Typically, a buyer’s loan agreement will require that the seller note be subordinated in right of payment to the buyer's bank financing. In such a case, loan agreements usually permit the borrower to make agreed-upon payments to the seller under the seller note. These agreed-upon payments are often limited to regularly scheduled interest payments, and depending on the deal, scheduled principal payments so long as certain conditions are met (for example, no default, pro forma covenant compliance, availability threshold). Further, the loan agreement may also contain a negative covenant regarding the exercise of any right of offset as it relates to the seller note. Some lenders place more value and focus on this issue than others, and those that do will also often include a restriction in the subordination agreement against the exercise of setoff rights to establish privity of contract between the lender and the seller vis-à-vis this issue.

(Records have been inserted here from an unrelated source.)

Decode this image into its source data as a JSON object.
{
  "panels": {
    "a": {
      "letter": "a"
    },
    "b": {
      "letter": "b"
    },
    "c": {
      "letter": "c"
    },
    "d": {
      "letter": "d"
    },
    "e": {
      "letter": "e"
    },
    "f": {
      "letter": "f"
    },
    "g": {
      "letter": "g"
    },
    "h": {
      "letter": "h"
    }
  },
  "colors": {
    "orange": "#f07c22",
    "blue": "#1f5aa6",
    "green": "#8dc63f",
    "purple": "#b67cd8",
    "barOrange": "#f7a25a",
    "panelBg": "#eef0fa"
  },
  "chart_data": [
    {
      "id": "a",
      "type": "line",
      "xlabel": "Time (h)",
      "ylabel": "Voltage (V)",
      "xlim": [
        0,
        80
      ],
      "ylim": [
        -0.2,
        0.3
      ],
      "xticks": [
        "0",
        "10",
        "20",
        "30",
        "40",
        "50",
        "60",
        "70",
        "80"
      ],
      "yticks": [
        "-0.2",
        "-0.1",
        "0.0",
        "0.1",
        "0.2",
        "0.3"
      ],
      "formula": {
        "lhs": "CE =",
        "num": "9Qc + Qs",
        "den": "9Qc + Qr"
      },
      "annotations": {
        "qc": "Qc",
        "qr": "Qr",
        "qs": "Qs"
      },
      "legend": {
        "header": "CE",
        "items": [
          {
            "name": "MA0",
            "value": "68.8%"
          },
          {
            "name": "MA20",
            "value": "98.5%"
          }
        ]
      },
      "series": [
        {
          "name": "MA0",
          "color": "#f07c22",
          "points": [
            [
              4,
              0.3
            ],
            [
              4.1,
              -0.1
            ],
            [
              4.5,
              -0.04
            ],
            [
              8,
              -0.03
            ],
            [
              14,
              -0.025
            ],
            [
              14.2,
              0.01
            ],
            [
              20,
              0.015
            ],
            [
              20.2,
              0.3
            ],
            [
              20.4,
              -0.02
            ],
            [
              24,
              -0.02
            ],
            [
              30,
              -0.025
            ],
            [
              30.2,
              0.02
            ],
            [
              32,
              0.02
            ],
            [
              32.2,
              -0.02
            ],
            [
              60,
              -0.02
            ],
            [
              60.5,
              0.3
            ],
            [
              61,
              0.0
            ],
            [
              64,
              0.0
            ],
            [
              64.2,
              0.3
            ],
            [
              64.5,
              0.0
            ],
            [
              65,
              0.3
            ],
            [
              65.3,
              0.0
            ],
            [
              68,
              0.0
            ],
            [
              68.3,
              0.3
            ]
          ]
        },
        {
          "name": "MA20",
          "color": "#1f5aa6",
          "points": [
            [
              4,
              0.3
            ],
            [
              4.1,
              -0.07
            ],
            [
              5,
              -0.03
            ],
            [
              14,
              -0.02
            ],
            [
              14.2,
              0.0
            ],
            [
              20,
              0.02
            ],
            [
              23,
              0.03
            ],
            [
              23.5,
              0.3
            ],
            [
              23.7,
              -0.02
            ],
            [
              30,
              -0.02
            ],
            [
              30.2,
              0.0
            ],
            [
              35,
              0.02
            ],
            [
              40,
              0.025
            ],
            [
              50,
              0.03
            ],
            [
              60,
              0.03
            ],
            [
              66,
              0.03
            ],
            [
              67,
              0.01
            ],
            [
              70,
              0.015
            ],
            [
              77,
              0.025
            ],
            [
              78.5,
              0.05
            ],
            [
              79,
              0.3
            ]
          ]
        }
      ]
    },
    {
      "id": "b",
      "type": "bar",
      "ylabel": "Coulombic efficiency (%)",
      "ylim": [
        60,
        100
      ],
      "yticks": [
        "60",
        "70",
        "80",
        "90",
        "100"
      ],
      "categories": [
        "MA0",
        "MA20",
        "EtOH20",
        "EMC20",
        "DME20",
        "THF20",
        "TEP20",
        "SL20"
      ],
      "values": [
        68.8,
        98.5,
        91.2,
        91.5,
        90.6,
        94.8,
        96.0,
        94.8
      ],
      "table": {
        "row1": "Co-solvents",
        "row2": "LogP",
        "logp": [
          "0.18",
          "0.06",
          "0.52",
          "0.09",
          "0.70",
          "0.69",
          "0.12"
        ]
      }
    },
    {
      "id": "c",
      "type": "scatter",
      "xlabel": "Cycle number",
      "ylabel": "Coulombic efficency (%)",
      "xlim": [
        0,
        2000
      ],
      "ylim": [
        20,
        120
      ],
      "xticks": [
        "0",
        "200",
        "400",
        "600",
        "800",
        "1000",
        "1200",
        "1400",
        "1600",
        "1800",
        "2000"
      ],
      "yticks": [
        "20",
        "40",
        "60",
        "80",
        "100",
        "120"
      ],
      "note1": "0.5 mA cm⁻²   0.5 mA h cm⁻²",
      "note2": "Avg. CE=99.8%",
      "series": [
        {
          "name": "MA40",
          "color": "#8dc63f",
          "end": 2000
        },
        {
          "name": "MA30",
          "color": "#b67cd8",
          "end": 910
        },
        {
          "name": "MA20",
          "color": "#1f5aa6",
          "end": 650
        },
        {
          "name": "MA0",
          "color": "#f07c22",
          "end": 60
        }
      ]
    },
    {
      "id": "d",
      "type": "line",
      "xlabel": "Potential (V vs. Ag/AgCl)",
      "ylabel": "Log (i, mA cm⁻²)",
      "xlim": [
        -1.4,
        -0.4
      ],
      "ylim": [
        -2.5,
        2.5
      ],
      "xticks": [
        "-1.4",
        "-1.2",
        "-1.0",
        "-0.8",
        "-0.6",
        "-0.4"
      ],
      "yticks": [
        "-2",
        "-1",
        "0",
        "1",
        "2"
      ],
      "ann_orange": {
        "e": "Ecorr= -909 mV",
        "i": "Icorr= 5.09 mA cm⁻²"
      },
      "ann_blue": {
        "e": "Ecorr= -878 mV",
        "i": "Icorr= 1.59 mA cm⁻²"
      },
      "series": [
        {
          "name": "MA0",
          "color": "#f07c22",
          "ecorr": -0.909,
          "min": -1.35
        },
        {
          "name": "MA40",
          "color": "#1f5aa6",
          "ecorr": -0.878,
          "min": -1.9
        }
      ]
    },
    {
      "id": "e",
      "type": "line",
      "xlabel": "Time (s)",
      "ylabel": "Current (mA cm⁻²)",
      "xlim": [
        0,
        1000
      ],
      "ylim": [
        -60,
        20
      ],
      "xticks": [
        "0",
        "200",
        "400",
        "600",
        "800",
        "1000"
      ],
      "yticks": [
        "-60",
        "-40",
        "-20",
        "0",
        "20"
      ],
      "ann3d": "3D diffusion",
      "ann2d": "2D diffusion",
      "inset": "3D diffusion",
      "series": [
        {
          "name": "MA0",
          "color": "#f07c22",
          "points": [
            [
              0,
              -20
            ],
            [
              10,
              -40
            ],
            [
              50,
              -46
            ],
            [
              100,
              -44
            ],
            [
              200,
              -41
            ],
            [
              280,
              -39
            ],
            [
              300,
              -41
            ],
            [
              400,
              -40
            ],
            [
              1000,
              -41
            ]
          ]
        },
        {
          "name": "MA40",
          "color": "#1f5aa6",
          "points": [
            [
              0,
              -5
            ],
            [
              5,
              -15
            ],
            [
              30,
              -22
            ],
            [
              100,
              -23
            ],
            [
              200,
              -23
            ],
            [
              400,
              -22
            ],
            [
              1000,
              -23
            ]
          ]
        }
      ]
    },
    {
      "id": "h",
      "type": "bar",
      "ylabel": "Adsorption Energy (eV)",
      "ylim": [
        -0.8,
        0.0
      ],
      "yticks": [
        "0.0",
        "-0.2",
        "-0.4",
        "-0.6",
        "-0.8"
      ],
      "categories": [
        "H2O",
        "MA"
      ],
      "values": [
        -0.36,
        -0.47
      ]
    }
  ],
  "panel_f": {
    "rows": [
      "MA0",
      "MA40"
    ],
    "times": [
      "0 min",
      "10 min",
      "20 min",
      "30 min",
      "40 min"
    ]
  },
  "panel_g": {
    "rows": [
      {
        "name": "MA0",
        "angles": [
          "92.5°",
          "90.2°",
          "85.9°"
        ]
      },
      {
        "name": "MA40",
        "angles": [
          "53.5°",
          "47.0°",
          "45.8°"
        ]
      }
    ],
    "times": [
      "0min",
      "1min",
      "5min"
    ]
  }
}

The rationale behind the restriction of the exercise of setoff rights is twofold. First, to the extent the buyer is entitled to cash (whether or not from escrowed funds) as a result of an indemnity claim against the seller, the lender’s position is that such cash should be paid to the buyer and used for working capital, to rectify the issue that is the subject of the indemnity claim or to make any required mandatory prepayment under the buyer’s loan agreement with the lender (for example, for extraordinary receipts). The position of the buyer's lender is that funds from the buyer’s indemnity claims for breaches of representations and warranties by the seller should be paid to the borrower now, not offset against a future payment (and a future obligation of the buyer) under the seller note. Second, the exercise of setoff rights is viewed by some lenders as a subversion of the subordinated nature of the seller debt. If instead of the seller paying the borrower cash today for an indemnity claim, the seller is able to offset those indemnity obligations against future payments due to the seller under the seller note, the seller is receiving a benefit today of a "payment " that it is not otherwise entitled to receive under the terms of the subordination agreement. Notably, in an acquisition with a representation and warranty ("R&W") insurance policy, the offset right is not an issue because the buyer’s rights are against the R&W policy rather than the seller. However, in transactions where there is no R&W insurance, this issue is sometimes a point of contention between a seller and its buyer's lender, ultimately to be resolved based on their respective negotiating leverage and the specifics of the transaction.